* This example implements a basic Linear Regression to solve the y = theta0 + theta1*x problem using batch gradient descent algorithm.
*
* <p>
* Linear Regression with BGD(batch gradient descent) algorithm is an iterative clustering algorithm and works as follows:<br>
* Giving a data set and target set, the BGD try to find out the best parameters for the data set to fit the target set.
* In each iteration, the algorithm computes the gradient of the cost function and use it to update all the parameters.
* The algorithm terminates after a fixed number of iterations (as in this implementation)
* With enough iteration, the algorithm can minimize the cost function and find the best parameters
* This is the Wikipedia entry for the <a href = "http://en.wikipedia.org/wiki/Linear_regression">Linear regression</a> and <a href = "http://en.wikipedia.org/wiki/Gradient_descent">Gradient descent algorithm</a>.
*
* <p>
* This implementation works on one-dimensional data.

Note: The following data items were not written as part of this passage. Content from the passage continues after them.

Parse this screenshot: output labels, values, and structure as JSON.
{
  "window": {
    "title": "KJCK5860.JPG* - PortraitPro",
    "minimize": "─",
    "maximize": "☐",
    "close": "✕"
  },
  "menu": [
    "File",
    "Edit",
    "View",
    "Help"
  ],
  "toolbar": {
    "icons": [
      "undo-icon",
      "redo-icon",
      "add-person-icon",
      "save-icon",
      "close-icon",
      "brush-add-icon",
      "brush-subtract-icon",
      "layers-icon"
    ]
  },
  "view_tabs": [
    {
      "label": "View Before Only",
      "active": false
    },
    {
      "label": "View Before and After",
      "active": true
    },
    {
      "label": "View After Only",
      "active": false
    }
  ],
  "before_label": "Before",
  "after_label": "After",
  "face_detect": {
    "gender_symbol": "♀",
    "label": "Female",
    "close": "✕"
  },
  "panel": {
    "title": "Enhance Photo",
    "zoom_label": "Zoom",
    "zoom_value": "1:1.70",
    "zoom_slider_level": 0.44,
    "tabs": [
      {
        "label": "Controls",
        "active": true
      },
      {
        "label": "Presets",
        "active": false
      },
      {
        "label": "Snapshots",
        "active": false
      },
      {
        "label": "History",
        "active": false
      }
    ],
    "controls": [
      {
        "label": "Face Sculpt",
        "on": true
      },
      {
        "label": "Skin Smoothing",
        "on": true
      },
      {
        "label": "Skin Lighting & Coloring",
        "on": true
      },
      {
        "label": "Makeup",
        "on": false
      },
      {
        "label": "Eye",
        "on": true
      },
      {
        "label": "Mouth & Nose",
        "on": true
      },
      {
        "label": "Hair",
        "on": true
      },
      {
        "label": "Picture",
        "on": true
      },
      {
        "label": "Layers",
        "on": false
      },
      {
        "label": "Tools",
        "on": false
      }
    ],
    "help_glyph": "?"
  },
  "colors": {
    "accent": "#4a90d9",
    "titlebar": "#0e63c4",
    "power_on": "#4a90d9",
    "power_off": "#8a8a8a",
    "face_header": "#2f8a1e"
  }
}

And find the two-dimensional theta.<br>
* It find the best Theta parameter to fit the target.
*
* <p>
* Input files are plain text files and must be formatted as follows:
* <ul>
* <li>Data points are represented as two double values separated by a blank character. The first one represent the X(the training data) and the second represent the Y(target).
* Data points are separated by newline characters.<br>
* For example <code>"-0.02 -0.04\n5.3 10.6\n"</code> gives two data points (x=-0.02, y=-0.04) and (x=5.3, y=10.6).